According to Schunk (2014), Atkinson’s Self-Worth Theory suggests that behavior results from emotional conflicts of success and failure. For example: Taking a difficult course that’s anticipated to be satisfying for the individual or the thought of the individual failing due to the anxiety that’s presented to them (Schunk, 2014). With this theory, it assumes that success is of value and that failure should be avoided to prevent the individual from feeling like they are not capable of being successful. Individuals can avoid this feeling by failing purposely, however in most cases individuals can be successful if given a proper timeline to do their best work or if they don’t have other responsibilities such as taking care of their kids or working crazy hours (Schunk, 2014). There are motivational patterns such as task and ego that influences the motivation in individuals. Task involvement reflects learning as the goal and how valuable it is. Ego involvement reflects the idea of an individual that avoids looking incompetent (Nicholls, 1983, 1984).
The Self-Worth Theory would be useful to me as a counselor as it would allow me to help individuals that struggle with the idea of feeling incapable of being successful in life. As learned, some people feel that they are in control of all things that they are faced with, however that is not the case always. As a professional, it would be my duty to motivate, encourage and inspire individuals no matter what the case may be. In this world today, not all people have the same outlets to achieve greatness. I would also offer alternative methods of perceptions and behaviors that may cause them to have low self-efficacy (Schunk, 2014). This allow one to have a cohesive understanding of individuals I help and not judge them due to the many biases that most of us go through.
The main argument and difference between intrinsic and extrinsic motivation contends that intrinsic motivation is derived from a self-concept, core beliefs, internal need and development opposed to extrinsic motivators which can undermine these motivations
Rotter, J. B. (1966). Rotter’s Internal-External Control Scale. Psyctests, doi:10.1037/t01671-000
Rotter, J.B. (1966). Generalized Expectances for Internal Versus External Control
of Reinforcement. Psychological Monographs, 80 (1), 1-28
Schunk, D. H. (2016). Learning theories: An educational perspective (7th ed.). Boston, MA: Pearson. ISBN: 9780134013480.

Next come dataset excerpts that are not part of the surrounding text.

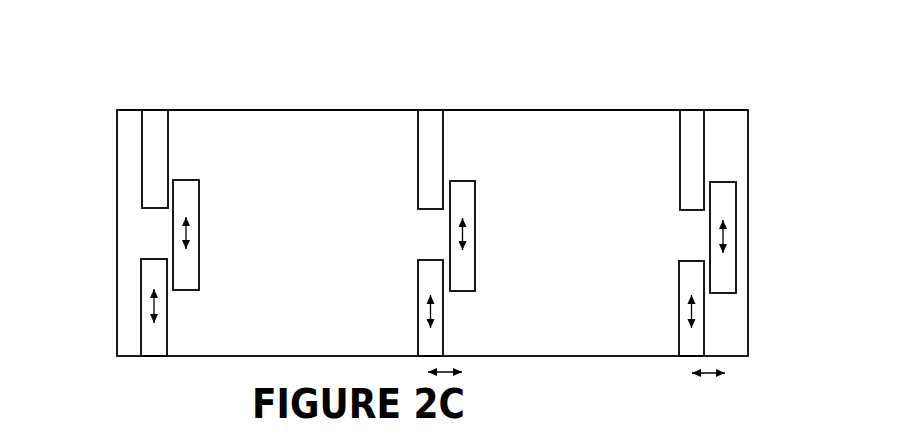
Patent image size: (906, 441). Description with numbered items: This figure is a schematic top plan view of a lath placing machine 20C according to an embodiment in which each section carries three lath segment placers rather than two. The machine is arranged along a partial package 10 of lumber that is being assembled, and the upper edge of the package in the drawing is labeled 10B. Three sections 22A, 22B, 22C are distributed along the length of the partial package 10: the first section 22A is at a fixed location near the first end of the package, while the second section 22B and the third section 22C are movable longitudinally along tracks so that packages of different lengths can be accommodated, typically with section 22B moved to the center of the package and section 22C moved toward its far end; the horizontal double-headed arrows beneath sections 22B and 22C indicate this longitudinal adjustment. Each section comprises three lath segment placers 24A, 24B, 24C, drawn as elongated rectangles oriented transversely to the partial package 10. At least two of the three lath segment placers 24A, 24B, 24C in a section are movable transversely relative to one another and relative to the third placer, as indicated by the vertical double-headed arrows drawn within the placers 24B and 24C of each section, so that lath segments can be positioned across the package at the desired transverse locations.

The lath placing machine 20C is at (178, 42).
The partial package 10 is at (352, 110).
The substrate second surface 10B is at (504, 110).
The first section 22A is at (178, 85).
The second section 22B is at (420, 72).
The third section 22C is at (690, 96).
The lath segment placer 24A is at (142, 158).
The lath segment placer 24B is at (173, 233).
The lath segment placer 24C is at (141, 306).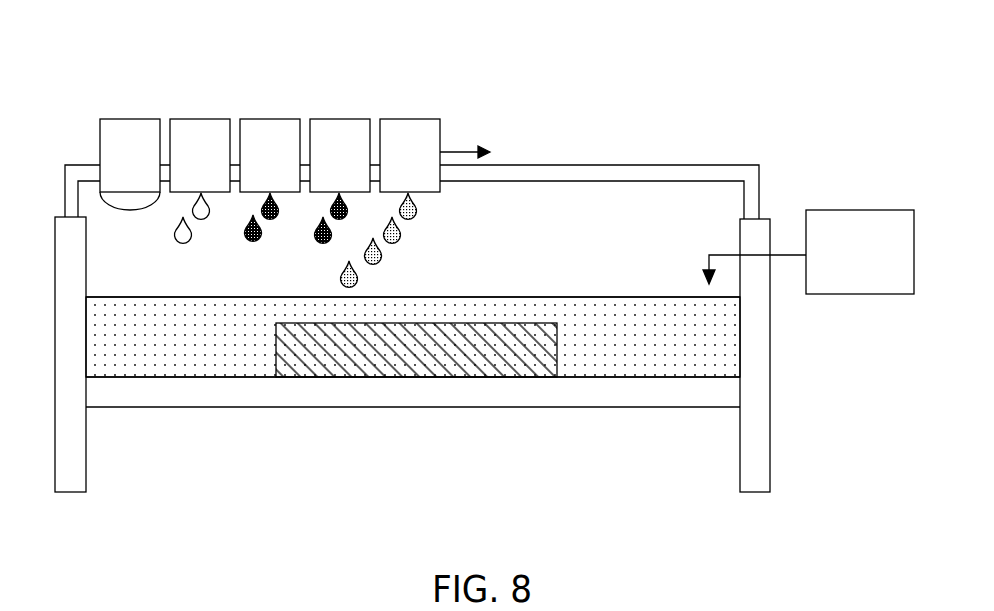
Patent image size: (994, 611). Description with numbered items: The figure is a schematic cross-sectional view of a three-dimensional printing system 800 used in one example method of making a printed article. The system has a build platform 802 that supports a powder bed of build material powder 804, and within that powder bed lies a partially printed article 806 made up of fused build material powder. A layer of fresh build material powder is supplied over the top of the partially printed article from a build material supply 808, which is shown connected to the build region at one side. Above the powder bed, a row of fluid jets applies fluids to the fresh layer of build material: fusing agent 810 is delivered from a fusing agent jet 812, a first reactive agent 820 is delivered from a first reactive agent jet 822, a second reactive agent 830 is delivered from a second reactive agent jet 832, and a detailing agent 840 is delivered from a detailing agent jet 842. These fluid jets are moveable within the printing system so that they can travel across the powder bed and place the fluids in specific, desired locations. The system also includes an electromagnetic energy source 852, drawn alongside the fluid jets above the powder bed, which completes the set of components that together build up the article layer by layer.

The 3D printing system 800 is at (147, 55).
The build platform 802 is at (578, 388).
The build material powder 804 is at (258, 363).
The partially printed article 806 is at (340, 380).
The build material supply 808 is at (882, 264).
The fusing agent 810 is at (400, 237).
The fusing agent jet 812 is at (430, 166).
The first reactive agent 820 is at (315, 236).
The first reactive agent jet 822 is at (360, 166).
The second reactive agent 830 is at (246, 236).
The second reactive agent jet 832 is at (290, 166).
The detailing agent 840 is at (181, 236).
The detailing agent jet 842 is at (220, 166).
The electromagnetic energy source 852 is at (150, 166).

Nicholls, J. G. (1983). Conceptions of ability and achievement motivation: A theory and its implications for education. In S. G. Paris, G. M. Olson, ; H. W. Stevenson (Eds.), Learning and motivation in the classroom (pp. 211–237). Hillsdale, NJ: Erlbaum.
Nicholls, J. G. (1984). Achievement motivation: Conceptions of ability, subjective experience, task choice, and performance. Psychological Review, 91, 328–346.